Con una calma quasi zen mi viene persino da ridere, a pensare a me qui per terra e a lui fermo davanti a Cadorna con degli spagnoli che gli parlano di server mentre è in scooter con il casco addosso, i tram che lo sfiorano a destra e sinistra e Yo soy loco in sottofondo. Poi diventa troppo caldo anche per sorridere, e la moto che non smette di fumare mi spegne definitivamente il buonumore. All’intervista ci arrivo che puzzo ancora di benzina, olio, catrame e disperazione; passiamo metà del tempo a parlare di come recuperare un motore grippato.

Oggi mi chiama il meccanico: “Ho una buona notizia e una brutta, quale vuoi?”. “Quella buona”. “Ho recuperato la moto”. “Ah, è una notizia?

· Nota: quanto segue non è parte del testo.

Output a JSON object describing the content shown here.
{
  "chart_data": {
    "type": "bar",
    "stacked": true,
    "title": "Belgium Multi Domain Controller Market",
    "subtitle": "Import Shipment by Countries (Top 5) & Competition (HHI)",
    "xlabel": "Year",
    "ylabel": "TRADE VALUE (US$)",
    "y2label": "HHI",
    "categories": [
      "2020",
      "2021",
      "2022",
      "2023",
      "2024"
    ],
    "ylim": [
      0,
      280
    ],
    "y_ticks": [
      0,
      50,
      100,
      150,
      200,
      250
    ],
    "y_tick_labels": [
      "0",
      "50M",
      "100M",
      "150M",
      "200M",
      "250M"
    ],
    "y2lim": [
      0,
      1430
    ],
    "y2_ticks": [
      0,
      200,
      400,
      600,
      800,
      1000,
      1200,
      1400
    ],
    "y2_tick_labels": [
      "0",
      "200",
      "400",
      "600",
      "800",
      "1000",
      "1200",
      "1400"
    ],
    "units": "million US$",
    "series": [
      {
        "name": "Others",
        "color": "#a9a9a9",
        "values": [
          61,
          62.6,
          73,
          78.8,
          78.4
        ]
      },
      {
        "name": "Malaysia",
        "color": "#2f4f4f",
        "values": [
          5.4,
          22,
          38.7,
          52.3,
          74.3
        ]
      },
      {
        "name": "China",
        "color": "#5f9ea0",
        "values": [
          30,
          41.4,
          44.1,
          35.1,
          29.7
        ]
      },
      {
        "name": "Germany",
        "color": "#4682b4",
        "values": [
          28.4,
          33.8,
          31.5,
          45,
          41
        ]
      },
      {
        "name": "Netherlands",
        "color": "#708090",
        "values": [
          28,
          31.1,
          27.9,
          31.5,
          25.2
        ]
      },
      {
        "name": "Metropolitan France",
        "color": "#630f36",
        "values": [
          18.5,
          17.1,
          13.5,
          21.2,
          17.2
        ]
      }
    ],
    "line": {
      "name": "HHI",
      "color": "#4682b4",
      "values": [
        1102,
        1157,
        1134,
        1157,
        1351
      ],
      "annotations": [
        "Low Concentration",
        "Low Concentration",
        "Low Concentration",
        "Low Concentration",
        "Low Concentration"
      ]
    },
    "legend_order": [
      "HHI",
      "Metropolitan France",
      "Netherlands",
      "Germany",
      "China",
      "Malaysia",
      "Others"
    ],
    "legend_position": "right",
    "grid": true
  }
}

Va bene, dammi quella brutta”. “Non è l’olio, ma la batteria. Esplosa. Impianto elettrico in tilt. Mai vista una cosa così; se non fossi stata ferma al semaforo potevi farti male”. “Ah, allora facciamo che la mia salvezza è la notizia buona. Dammi il resto delle brutte”. “Il liquido che usciva non era olio, ma acido. Ha corroso carter e carena. Poi bisogna trovare il problema all’impianto elettrico, e non è semplice”. “Gianni, dammi un prezzo indicativo, un ordine di grandezza”. “Mhhhm. Gea, vai a bere una birra. Poi vieni qui e ne parliamo”.

[“A volte credo che dovresti vendere i filmini della tua vita: potresti avere uno spazio tutto tuo in fascia preserale, tipo Benny Hill, per intenderci”. Un amico, oggi].